Another point: you adjust the pH and then store it, but the agar itself is still "alive": chemical reactions can still happen and this cause a change in pH, however this should not cause a real deep drop in pH , I suposse its buffered?)
And also : do not forget that a change in temperature could also effect the pH, however this is mostly when autoclaving agar or so that you need to keep this in mind, I do not know if putting this media in the fridge could cause such a drop. I do not know what the effect might be.
Or also like preneseblue said: you need to measure the pH at the same temperature.

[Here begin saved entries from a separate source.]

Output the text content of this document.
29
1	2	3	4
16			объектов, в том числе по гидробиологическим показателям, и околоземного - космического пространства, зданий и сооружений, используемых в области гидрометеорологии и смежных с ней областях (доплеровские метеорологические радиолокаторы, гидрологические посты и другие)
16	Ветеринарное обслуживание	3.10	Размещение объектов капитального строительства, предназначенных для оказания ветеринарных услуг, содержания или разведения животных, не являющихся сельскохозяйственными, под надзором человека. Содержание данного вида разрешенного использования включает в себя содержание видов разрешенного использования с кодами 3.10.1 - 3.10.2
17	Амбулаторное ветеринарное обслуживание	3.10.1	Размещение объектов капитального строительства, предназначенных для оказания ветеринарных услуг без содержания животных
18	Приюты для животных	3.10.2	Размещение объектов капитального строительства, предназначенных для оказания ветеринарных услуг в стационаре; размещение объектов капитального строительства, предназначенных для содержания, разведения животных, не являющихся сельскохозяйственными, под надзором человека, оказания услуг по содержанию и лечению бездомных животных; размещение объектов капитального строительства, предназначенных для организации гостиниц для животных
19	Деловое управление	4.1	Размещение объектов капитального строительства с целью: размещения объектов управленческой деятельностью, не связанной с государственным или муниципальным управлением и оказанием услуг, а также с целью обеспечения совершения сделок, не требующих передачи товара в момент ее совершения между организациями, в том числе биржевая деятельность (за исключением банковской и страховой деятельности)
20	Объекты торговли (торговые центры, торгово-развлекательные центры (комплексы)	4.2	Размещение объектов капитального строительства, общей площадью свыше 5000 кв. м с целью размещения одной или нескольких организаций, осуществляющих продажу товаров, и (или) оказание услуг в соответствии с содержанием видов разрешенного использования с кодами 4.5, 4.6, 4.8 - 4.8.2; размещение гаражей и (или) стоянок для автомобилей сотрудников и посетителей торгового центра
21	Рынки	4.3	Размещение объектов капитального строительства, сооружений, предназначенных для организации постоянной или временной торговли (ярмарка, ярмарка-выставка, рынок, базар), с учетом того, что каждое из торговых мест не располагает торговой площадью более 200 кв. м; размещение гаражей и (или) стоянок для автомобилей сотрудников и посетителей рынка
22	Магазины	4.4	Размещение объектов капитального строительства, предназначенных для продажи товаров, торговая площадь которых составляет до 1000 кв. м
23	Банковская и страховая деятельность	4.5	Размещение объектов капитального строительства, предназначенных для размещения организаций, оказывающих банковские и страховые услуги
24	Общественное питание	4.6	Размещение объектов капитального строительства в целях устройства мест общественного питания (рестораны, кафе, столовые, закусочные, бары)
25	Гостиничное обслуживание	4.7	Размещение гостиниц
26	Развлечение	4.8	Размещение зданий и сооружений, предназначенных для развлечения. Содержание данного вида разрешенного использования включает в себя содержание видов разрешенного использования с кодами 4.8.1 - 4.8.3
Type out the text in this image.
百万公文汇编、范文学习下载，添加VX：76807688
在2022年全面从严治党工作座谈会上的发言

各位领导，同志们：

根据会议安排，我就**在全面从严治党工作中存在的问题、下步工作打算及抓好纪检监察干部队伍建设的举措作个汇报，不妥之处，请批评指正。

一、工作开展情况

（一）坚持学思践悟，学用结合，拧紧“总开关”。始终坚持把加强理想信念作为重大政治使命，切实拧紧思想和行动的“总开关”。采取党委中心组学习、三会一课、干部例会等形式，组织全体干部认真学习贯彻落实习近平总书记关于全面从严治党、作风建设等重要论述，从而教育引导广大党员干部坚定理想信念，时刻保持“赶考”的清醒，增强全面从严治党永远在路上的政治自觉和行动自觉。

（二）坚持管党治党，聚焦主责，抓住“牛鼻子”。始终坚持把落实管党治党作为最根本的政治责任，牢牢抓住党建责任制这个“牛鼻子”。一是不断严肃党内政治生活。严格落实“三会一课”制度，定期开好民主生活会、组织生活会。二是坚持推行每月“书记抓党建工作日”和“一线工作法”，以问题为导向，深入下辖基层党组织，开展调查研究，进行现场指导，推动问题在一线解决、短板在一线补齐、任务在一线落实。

But I do not know the general specifics of this medium, but the things I named could cause changes in pH.

-pito-

A slightly leaky bottle could do this - especially for media that are formulated to pH at about pH 7.0 for cell culture when first made up. The minor leak in the lid would allow diffusion of gas in and out of the bottle resulting in a change of pH from the measured to a higher pH as the CO2 content changes.

-bob1-

Thank you everyone for your replies!

I initially pH the media at room temperature and when I suspect that a bottle has "gone", I let it warm up to room temperature before I check the pH, so I don't think it is a temperature issue.

As for light being an issue, yes, the bottles do become exposed to light when we open the fridge. I will try covering the bottles with foil to see if it helps.

Its possible that the bottles may be leaky...we inherited them from another lab, so they are pretty old. I will try to use newer, tighter bottles.

In the meantime, I will just continue to monitor pH and re-adjust when necessary.